便见到舅母秦夫人身边的,管事嬷嬷脚步匆匆赶了过来,身后还跟着几个丫鬟和小厮。
“表少爷,伯府上下都知道您最有孝心,可姑奶奶能二嫁也是好事啊!”
“现在新姑爷都上门了,您可千万别干糊涂事!”
那嬷嬷这般说着,赶紧冲身后的几人使了个眼色。
几人会意,上前就要搀扶姜氏。
“你们住手!先带我去见过永昌伯再说。”
宋明澈立刻回神。
现在虽有不少事压在心头,但母亲的事更加刻不容缓。
他倒要去看看,不过是礼部尚书的小舅子。
怎么就让永昌伯,昧着良心,逼着自己的妹妹下嫁!
对面的下人,见这表少爷没有极力反抗,便也不准备撕破脸。
领着宋明澈就朝会客之处而去。
姜氏则亦步亦趋跟在后面,时不时的悄悄抹眼泪。
等宋明澈面沉如水,抬步跨进了会客厅。
便见到永昌伯夫妻,并排坐在主位。
正对着客座上的男子,喜笑颜开。
“姑爷实在是太客气了,这往后啊,都是一家人了,可别再这么见外了!”
宋明澈深吸一口凉气,沉声质问:
“怎么就是一家人了?谁跟他是一家人?”
说罢疾步走近,也不看永昌伯夫妇,直接站在了男子面前。
这才看清,来人三十左右。
长得倒是人模狗样,也并非他想象中的肥头大耳、满身油腻。
可这又怎么样?
想要求娶他母亲,他一介商户也配?
“你可知,你用银子逼迫的人是谁?她可是堂堂镇国公府的三房主母!”
“你一介商户,也配肖想?速速将婚书交出来,我可以不追究你,但若是不识趣,别怪我不客气!”
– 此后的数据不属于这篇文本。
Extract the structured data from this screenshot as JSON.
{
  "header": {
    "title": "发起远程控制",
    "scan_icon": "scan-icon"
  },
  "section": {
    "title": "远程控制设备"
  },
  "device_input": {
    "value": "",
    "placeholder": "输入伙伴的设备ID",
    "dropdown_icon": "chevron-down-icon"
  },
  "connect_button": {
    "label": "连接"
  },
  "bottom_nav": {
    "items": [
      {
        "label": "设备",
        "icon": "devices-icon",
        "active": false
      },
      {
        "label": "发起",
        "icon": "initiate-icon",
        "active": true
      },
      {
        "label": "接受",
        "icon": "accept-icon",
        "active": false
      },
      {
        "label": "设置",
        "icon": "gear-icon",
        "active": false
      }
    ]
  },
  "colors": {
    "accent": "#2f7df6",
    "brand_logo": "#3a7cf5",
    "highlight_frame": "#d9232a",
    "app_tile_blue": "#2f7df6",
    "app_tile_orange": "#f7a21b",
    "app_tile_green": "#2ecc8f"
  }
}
宋明澈横眉怒目,虽只有十三四岁,但周身气势确实不简单。
可坐在椅子上的男子,不仅不恼,脸上从始至终都带着淡笑。
而坐在主位的永昌伯夫人却不乐意了,生怕这人真被气走了。
连忙轻斥道:
“表少爷!这里都是大人,哪是你一个小孩子插嘴的地方?”
说着就要示意一旁伺候的下人,将其拉走。
却听那商户出声道:
“公子果然是一表人才,气质不凡!看得出将是个有大出息的人!”
他一番夸赞,宋明澈虽知道是虚伪的客套。
但这态度,倒叫他满意了三分。
“公子有所不知,我虽出身商户,但也读过诗书,并非那强取豪夺的人。”
“只是仰慕你母亲才学和人品,这才上门求娶。虽会经常走南闯北,但在京中也是有宅院的,你也可以住过去。”
宋明澈眉头轻皱,刚想说,我是那眼皮子浅薄。
区区一个庭院,就能出卖母亲的人吗?
突然,他的眼眸就扫到了一旁,堆放着的几个大红箱笼,眼皮一跳。
知道这商户家底可能不少,但没想到,出手竟然这么大方?
“待我娶了你母亲,日后咱们就是一家人,公子有什么诉求,也可以跟我提,能满足的我也绝不推诿。”
男子的声音在厅堂之中响起。
宋明澈一下子就想到,这次几个粮仓被劫。
光本金他们就损失了几万两银子。
他们兄妹几个,倒是好说。
六皇子那份,只赔本金定是不能的。
想到这,宋明澈一下子就觉得,这个商户也不是那般碍眼。
永昌伯夫人阅人无数,见他盯着那几个箱笼目不转睛看了又看。
哪里不清楚,他的心思呢?
当即心中嗤笑,语气却轻柔:
“我们也是心疼姑奶奶年轻,这大好年华,可不能在后院中虚度了。新姑爷难得是个妥帖人。”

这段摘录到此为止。